About 50 of the 700 workers protesting at the Gold Kamvimex garment factory on Pochentong Boulevard broke through the front gate when they weren’t allowed into the building. They hurled rocks at buildings in the compound, breaking several windows, Dangkao district police Chief Mom Savath said.
There were no arrests and no injuries. Mom Savath said police did not intervene and the demonstrators finally went home.
According to a spokesman for the Free Trade Union of the Workers of the Kingdom of Cambodia, Kamvimex workers had complained that company guards on Friday were walking around with grenades and had fired a pistol into the air to frighten them.

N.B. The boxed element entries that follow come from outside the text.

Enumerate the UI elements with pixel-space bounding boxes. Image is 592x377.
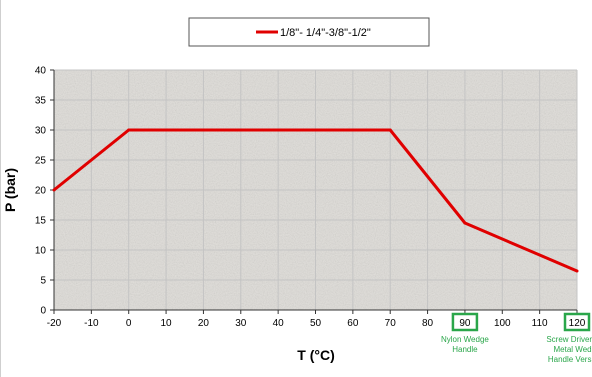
highlight-note-line: Nylon Wedge bbox=[441, 335, 489, 344]
highlight-note-line: Handle Versions bbox=[548, 355, 592, 364]
grid bbox=[54, 69, 578, 310]
y-tick-label: 20 bbox=[35, 186, 47, 197]
x-tick-label: 100 bbox=[494, 318, 511, 329]
x-tick-label: 0 bbox=[126, 318, 132, 329]
series-point bbox=[463, 221, 467, 225]
legend-box bbox=[188, 17, 430, 47]
axes: -20 -10 0 10 20 30 40 50 60 70 80 90 100 110 120 0 5 10 15… bbox=[35, 66, 586, 330]
highlight-box bbox=[563, 312, 591, 332]
legend-label: 1/8"- 1/4"-3/8"-1/2" bbox=[280, 27, 371, 39]
y-tick-label: 30 bbox=[35, 126, 47, 137]
y-tick-label: 35 bbox=[35, 96, 47, 107]
x-tick-label: 110 bbox=[532, 318, 548, 329]
x-tick-label: -20 bbox=[47, 318, 62, 329]
y-tick-label: 10 bbox=[35, 246, 47, 257]
series-layer bbox=[52, 128, 579, 273]
x-axis-title: T (°C) bbox=[297, 347, 334, 363]
series-point bbox=[52, 188, 56, 192]
x-tick-label: -10 bbox=[84, 318, 99, 329]
x-tick-label: 70 bbox=[385, 318, 397, 329]
series-point bbox=[388, 128, 392, 132]
highlight-note-line: Screw Driver and bbox=[546, 335, 592, 344]
highlight-box bbox=[451, 312, 479, 332]
series-point bbox=[127, 128, 131, 132]
highlight-note-line: Handle bbox=[452, 345, 478, 354]
y-tick-label: 40 bbox=[35, 66, 47, 77]
x-tick-label: 60 bbox=[347, 318, 359, 329]
y-axis-title: P (bar) bbox=[2, 168, 18, 212]
legend: 1/8"- 1/4"-3/8"-1/2" bbox=[188, 17, 430, 47]
series-point bbox=[575, 269, 579, 273]
x-tick-label: 90 bbox=[459, 318, 471, 329]
x-tick-label: 20 bbox=[198, 318, 210, 329]
y-tick-label: 15 bbox=[35, 216, 47, 227]
x-tick-label: 80 bbox=[422, 318, 434, 329]
x-tick-label: 30 bbox=[235, 318, 247, 329]
x-tick-label: 10 bbox=[161, 318, 173, 329]
x-tick-label: 120 bbox=[569, 318, 586, 329]
y-tick-label: 5 bbox=[40, 276, 46, 287]
x-tick-label: 40 bbox=[273, 318, 285, 329]
y-tick-label: 0 bbox=[40, 306, 46, 317]
x-tick-label: 50 bbox=[310, 318, 322, 329]
highlight-note-line: Metal Wedge bbox=[554, 345, 592, 354]
y-tick-label: 25 bbox=[35, 156, 47, 167]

Employees unsuccessfully demanded an apology from the guards, the spokesman said.
Factory management could not be reached for comment.
The factory will remain closed until Friday, when managers will meet with officials from the Ministry of Social Affairs, Labor and Veterans Affairs to discuss problems at the factory, police and government officials said.
The riot at Gold Kamvimex is the latest in a series of disputes at city factories—most of them garment companies—and comes less than one month after a protest at another Taiwanese-owned garment factory turned violent.
Meanwhile, an inter-ministerial commission set up to deal with labor disputes met for the first time Friday, said commission member and Industry Undersecretary of State Hul Lim.